Da cerveja sónica ao vinho cosmológico
Se há umas semanas os entendidos alertavam sobre o embuste da cerveja de maturação sónica --exposta 26 dias a música de Mozart 24/7--, agora alertam que ler num rótulo 'vinho cosmológico' deve fazer-nos suspeitar. Pois não é mais que uma forma de "chamar a atenção".
Este tipo de afirmações "fazem-se, como com a cerveja sónica, para procurar uma diferenciação no ponto de venda. E conseguem-no. Pensas que está mais cuidado, que a forma de produção é diferente, que pode ter algum composto bom para a saúde. A nível publicitário é perfeito", aponta Robles sobre a capacidade evocadora deste tipo de rótulos que falam da influência do cosmos nas vinhos, coisas pouco tangíveis que soam muito bem.
A que sabe um vinho que se guia pelas constelações?
A que cheiram as nuvens? E a lua? A que sabe o universo? Seguramente, nunca saber-se-á, como também não se percebe a influência da agricultura biodinâmica num vinho autodenominado cosmológico, da Tierra de Castilla, com 14 graus de álcool. No dorso da garrafa aconselham que "nos dias de lua nova a quartoc rescente nos quais os aromas profundos que possui são ainda mais evidentes" são o momento idôneo para o desfrutar, tal como o ciclo no qual nos encontramos ao realizar a prova (faltam 4 dias para o quarto crescente), mas a verdade é que o seu aroma, ainda que intenso, não tem a profundidade da qual presumem.
No paladar, é um tinto suave no qual se percebem notas de frutos vermelhos. De textura aveludada, a finura inicial dilui-se num gosto residual com um ponto extra de acidez que perdura na boca.

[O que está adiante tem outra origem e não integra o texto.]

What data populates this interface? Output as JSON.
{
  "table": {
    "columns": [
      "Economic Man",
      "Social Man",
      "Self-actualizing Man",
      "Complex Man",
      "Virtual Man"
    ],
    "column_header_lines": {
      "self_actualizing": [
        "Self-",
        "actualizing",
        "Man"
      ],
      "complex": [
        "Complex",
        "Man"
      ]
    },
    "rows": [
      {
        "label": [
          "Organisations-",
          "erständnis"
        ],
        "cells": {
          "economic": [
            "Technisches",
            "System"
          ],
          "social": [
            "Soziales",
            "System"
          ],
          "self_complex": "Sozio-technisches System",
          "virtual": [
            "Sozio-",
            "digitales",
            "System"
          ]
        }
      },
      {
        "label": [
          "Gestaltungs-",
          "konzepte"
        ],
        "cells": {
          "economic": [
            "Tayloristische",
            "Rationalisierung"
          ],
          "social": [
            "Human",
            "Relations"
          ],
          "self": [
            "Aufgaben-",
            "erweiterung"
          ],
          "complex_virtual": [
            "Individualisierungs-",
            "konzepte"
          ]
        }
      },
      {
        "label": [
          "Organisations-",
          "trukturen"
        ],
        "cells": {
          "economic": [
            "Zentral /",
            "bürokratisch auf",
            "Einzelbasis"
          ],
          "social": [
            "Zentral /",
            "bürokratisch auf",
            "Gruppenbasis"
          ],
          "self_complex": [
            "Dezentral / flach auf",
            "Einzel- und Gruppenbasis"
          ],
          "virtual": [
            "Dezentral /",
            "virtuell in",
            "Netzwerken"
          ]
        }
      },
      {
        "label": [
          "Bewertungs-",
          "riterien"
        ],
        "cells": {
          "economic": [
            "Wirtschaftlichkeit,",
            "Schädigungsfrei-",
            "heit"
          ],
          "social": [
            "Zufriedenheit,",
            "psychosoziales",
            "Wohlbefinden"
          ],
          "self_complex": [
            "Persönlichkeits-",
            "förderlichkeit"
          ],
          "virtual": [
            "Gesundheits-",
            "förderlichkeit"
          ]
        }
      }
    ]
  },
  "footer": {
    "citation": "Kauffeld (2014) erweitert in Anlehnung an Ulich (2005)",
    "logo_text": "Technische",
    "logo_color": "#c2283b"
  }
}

Após deixá-lo repousar e prová-lo em repetidas ocasiões, talvez o seu ponto forte seja o preço. E o marketing que há por trás, também.
"O seu sabor evoca o impacto de um asteróide"
Ao introduzir as palavras 'vinho' e 'cosmológico' no Twitter --uma associação nada habitual--, a imaginação dos internautas dispara. "O vinho está muito bom, mas saborear o ciclo lunar a cada golo encanta-me", assegura Laura. Outros, pelo contrário, são algo mais irónicos.
"Sabor intenso que evoca o impacto de um asteróide no retropalato com um gosto residual de poeira cósmica evanescente. Efeito perfeito com aperitivos extrasolares", comenta outro com sentido do humor. E também os há que propõem um plano espacial: "É bastante barato como para comprar várias garrafas e levá-las a casa dos colegas de uma forma sofisticada e sibarítica... Vende-lhes a bicicleta e bebe o seu, o bom vinho".